M. Andersen a déclaré qu'au Danemark, les élèves sélectionnés passaient deux périodes de six mois en tant qu'apprentis dans des entreprises et allaient à l'école quatre à cinq semaines entre les deux.

Selon Stefan Wolter, directeur général du Centre suisse de coordination pour la recherche en éducation, les obstacles principaux aux dispositifs d'apprentissage comprennent la nécessité pour les entreprises de recevoir des incitations qui rendent l'apprentissage plus avantageux que l'engagement d'ouvriers qualifiés.

Ces incitations doivent s'appliquer à l'ensemble du cadre réglementaire général pour l'éducation, a indiqué M. Wolter. Il a expliqué qu'il ne serait pas aisé pour les entreprises de tenter d'introduire des systèmes seuls sans le soutien de réseaux d'employeurs plus larges et de l'État.
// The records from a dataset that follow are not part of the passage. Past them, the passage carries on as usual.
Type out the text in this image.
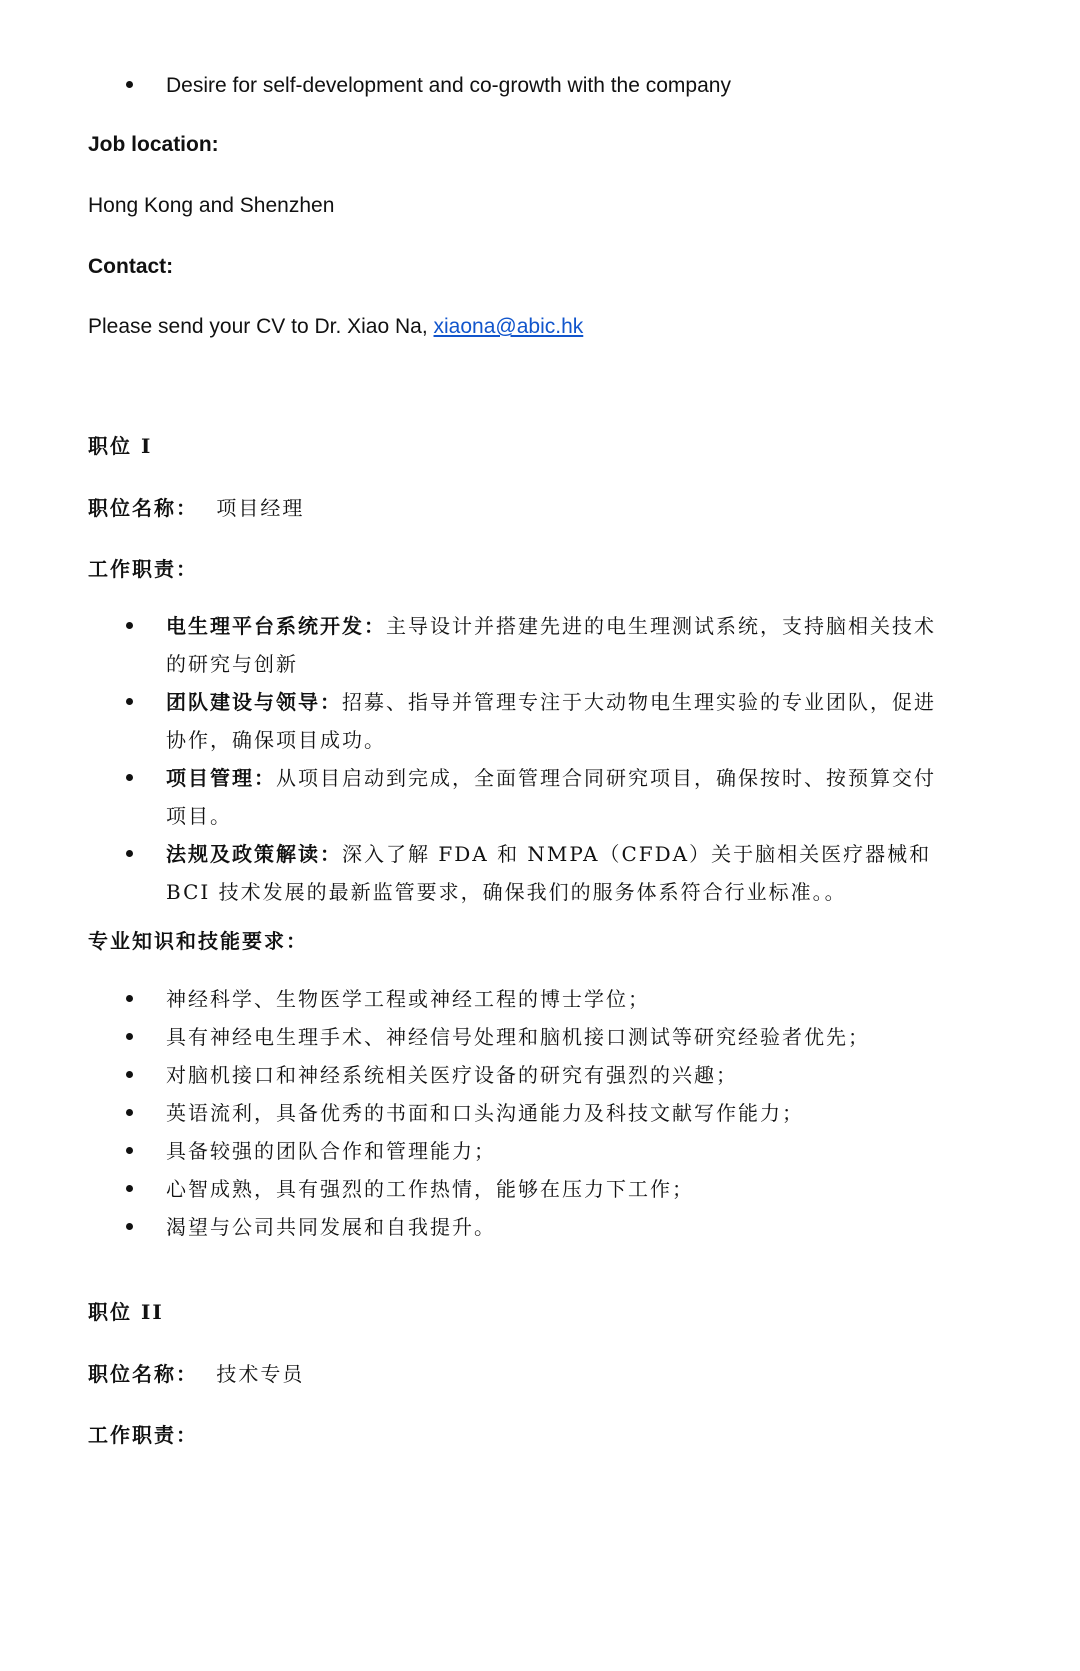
Desire for self-development and co-growth with the company
Job location:
Hong Kong and Shenzhen
Contact:
Please send your CV to Dr. Xiao Na, xiaona@abic.hk
职位 I
职位名称： 项目经理
工作职责：
电生理平台系统开发：主导设计并搭建先进的电生理测试系统，支持脑相关技术的研究与创新
团队建设与领导：招募、指导并管理专注于大动物电生理实验的专业团队，促进协作，确保项目成功。
项目管理：从项目启动到完成，全面管理合同研究项目，确保按时、按预算交付项目。
法规及政策解读：深入了解 FDA 和 NMPA（CFDA）关于脑相关医疗器械和 BCI 技术发展的最新监管要求，确保我们的服务体系符合行业标准。。
专业知识和技能要求：
神经科学、生物医学工程或神经工程的博士学位；
具有神经电生理手术、神经信号处理和脑机接口测试等研究经验者优先；
对脑机接口和神经系统相关医疗设备的研究有强烈的兴趣；
英语流利，具备优秀的书面和口头沟通能力及科技文献写作能力；
具备较强的团队合作和管理能力；
心智成熟，具有强烈的工作热情，能够在压力下工作；
渴望与公司共同发展和自我提升。
职位 II
职位名称： 技术专员
工作职责：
L'UE critique les échecs des États membres

Les dirigeants nationaux de l'UE ont adressé l'année dernière des recommandations individuelles spécifiques à sept États membres sur les apprentissages, dont la Grande-Bretagne et l'Espagne. Ils ont mis en évidence la nécessité de développer des systèmes plus efficaces.

Des représentants de groupes d'employeurs espagnols présents lors de la réunion ont indiqué qu'ils négociaient actuellement avec le Danemark afin d'envisager le développement d'un système efficace en Espagne.

Andrew McCoshan, du Centre pour l'éducation et l'industrie à l'université de Warwick, a déclaré aux participants que « la structure du Royaume-Uni pour la formation professionnelle est très faible », en raison d'une marge de manœuvre de gestion trop large entre les mains des employeurs et d'une culture qui estime davantage la qualification universitaire.

Les réformes actuelles au Royaume-Uni tentent d'uniformiser le système d'apprentissage, a-t-il ajouté.

L'Alliance pour l'apprentissage

Le nouveau service d'orientation de la Commission européenne sur les dispositifs d'apprentissage et de stage a été lancé en février afin d'apporter des conseils politiques sur l'établissement et la gestion de programmes d'apprentissage et de stage.

Le service d'orientation, financé par le Fonds social européen, est destiné aux décideurs politiques au sein des États membres.

Dans le même temps, la Commission lancera en juin l'Alliance européenne pour l'apprentissage. Cette alliance rassemblera des entreprises, des partenaires sociaux, des gouvernements et des représentants des jeunes afin de promouvoir les avantages de dispositifs d'apprentissage efficaces et de trouver des manières de les mettre en place.

Cette mesure s'inscrit dans le cadre plus large du programme de garantie pour la jeunesse approuvé par les dirigeants de l'UE en décembre 2012 (voir « Contexte »).